Sul circuito del Paul Ricard, in Provenza, il via della nuova sfida nella competitiva classe PRO-AM. Al fianco del pilota italiano ci sarà il giovane ceco Josef Knopp
Leggi anche:
Dopo aver conquistato i titoli Europeo e Mondiale AM nel 2025, il cremasco Pietro Perolini è pronto ad alzare ulteriormente l’asticella. Il pilota cremasco sarà infatti al via del Lamborghini Super Trofeo 2026 nella competitiva classe PRO-AM, aprendo un nuovo capitolo della sua carriera.
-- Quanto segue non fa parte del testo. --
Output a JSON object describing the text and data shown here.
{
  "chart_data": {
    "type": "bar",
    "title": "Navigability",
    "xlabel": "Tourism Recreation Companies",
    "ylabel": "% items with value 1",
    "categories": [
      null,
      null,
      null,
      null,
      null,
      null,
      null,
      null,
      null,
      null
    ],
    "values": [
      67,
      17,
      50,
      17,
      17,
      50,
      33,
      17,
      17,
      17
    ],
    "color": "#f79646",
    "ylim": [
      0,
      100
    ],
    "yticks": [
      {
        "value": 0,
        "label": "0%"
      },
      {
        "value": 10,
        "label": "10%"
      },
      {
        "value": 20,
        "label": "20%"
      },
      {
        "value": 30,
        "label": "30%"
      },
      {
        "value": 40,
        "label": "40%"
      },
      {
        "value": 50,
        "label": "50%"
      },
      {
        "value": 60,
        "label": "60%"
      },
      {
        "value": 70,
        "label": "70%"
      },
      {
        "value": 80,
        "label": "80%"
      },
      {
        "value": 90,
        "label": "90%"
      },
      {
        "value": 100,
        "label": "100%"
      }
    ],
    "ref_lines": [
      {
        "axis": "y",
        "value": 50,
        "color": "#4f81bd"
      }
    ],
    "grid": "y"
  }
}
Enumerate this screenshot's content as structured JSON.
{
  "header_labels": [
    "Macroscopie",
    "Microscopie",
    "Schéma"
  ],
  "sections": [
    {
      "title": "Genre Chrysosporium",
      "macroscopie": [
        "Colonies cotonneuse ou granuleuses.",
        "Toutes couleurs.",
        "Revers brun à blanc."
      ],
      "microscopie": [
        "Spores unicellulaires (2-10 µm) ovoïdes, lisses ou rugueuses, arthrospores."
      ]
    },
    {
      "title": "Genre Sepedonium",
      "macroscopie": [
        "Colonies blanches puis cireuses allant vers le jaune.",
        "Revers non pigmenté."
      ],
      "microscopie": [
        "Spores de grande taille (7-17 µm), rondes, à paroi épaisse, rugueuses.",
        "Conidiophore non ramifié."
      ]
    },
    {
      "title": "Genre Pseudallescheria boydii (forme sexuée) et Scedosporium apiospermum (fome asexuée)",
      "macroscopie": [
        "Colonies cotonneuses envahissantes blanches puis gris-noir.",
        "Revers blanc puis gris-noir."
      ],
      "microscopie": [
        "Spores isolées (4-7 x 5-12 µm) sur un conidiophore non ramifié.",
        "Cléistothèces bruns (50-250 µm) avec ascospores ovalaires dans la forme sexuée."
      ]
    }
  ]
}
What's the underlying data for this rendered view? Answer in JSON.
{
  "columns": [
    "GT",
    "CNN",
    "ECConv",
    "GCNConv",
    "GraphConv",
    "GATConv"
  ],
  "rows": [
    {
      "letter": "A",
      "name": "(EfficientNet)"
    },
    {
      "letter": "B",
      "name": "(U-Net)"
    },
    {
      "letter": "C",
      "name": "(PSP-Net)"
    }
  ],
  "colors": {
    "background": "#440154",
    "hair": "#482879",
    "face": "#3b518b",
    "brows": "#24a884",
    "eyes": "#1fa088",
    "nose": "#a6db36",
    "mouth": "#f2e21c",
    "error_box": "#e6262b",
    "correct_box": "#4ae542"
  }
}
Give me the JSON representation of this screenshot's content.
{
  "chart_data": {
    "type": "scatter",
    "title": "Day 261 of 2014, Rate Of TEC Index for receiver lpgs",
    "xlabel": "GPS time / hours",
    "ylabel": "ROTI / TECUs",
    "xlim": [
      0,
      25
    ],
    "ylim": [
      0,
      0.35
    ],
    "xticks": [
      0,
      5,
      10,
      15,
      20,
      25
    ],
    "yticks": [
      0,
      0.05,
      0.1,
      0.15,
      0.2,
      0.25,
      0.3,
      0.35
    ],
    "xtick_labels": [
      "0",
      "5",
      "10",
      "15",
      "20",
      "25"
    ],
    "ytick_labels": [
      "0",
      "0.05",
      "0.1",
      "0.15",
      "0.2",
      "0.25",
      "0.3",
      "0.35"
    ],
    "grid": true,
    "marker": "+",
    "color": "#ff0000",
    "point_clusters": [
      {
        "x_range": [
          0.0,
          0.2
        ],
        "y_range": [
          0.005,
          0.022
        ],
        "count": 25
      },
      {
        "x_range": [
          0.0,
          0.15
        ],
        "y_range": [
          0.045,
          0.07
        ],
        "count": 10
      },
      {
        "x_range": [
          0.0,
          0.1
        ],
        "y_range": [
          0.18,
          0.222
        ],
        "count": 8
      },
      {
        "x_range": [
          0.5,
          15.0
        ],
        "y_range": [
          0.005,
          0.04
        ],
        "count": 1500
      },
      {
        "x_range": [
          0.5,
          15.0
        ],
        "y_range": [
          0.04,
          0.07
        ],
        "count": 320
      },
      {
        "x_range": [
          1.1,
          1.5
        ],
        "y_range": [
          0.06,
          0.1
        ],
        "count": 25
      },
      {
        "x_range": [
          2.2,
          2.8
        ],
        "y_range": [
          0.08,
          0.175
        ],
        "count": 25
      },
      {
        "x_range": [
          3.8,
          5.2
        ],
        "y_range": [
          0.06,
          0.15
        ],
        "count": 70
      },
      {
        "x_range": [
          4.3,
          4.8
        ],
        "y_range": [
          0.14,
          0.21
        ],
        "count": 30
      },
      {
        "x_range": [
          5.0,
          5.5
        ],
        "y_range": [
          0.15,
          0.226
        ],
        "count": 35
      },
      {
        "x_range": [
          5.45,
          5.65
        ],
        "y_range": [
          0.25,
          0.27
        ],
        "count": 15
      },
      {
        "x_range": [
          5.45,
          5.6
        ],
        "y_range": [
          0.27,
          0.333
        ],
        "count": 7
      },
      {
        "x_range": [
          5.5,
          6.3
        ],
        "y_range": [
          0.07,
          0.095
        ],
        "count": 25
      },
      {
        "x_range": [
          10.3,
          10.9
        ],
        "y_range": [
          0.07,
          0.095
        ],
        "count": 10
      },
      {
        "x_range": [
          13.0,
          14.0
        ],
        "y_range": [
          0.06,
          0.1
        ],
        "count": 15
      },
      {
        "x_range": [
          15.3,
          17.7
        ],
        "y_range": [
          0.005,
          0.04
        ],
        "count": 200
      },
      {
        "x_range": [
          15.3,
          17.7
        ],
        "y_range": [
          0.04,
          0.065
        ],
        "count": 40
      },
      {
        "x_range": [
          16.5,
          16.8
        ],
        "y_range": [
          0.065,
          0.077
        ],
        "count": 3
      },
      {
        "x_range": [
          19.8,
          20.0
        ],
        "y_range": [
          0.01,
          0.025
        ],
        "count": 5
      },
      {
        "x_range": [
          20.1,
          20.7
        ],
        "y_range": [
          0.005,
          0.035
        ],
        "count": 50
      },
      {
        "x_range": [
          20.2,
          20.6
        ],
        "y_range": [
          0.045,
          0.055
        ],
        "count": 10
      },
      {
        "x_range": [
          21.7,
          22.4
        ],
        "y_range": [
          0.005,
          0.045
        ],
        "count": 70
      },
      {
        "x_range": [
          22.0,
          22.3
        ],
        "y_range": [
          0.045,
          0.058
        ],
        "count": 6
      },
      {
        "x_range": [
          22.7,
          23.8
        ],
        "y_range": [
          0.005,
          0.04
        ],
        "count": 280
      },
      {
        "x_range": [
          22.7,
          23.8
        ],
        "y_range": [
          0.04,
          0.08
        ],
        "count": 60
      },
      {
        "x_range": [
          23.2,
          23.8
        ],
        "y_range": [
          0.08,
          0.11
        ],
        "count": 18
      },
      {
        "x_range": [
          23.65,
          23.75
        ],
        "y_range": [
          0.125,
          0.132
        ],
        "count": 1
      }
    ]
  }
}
Perolini rinnova per il quarto anno consecutivo il sodalizio con l’Oregon Team, guidato da Piergiorgio Testa e Federico “Jerry” Canevisio, una delle realtà più solide e vincenti del motorsport internazionale.
Il debutto stagionale è fissato per questo weekend sul circuito del Paul Ricard, in Provenza, dove Perolini scenderà in pista con la Lamborghini Huracán Super Trofeo#61, la stessa vettura con cui ha dominato la scorsa stagione.
La grande novità del 2026 è l’equipaggio: al fianco del pilota italiano ci sarà il giovane talento ceco Josef Knopp, classe 2004, già Vice-Campione Europeo PRO nel 2025.
Una coppia che unisce esperienza e velocità, con l’ambizioso obiettivo di essere protagonisti fin da subito, nella categoria PRO-AM, tradizionalmente tra le più combattute del campionato.
Saranno oltre 30 le vetture attese al via del primo round stagionale, con un programma intenso:
- Venerdì 10/04: prove libere alle 10:10 e 16:10
- Sabato 11/04: qualifiche alle 09:00 – Gara 1 alle 14:40
- Domenica 12/04: Gara 2 alle 12:30
“Ripartiamo da una stagione incredibile, ma il 2026 sarà una sfida completamente diversa – commenta Perolini –. Il passaggio in PRO-AM alza il livello e richiederà ancora più precisione e continuità. L’obiettivo è essere competitivi da subito e giocarci immediatamente le posizioni che contano. Sono molto motivato e felice di condividere questa stagione con Josef, oltre che di continuare questo percorso con Oregon Team. Un grazie ai miei partner, storici e nuovi, che rendono possibile tutto questo”.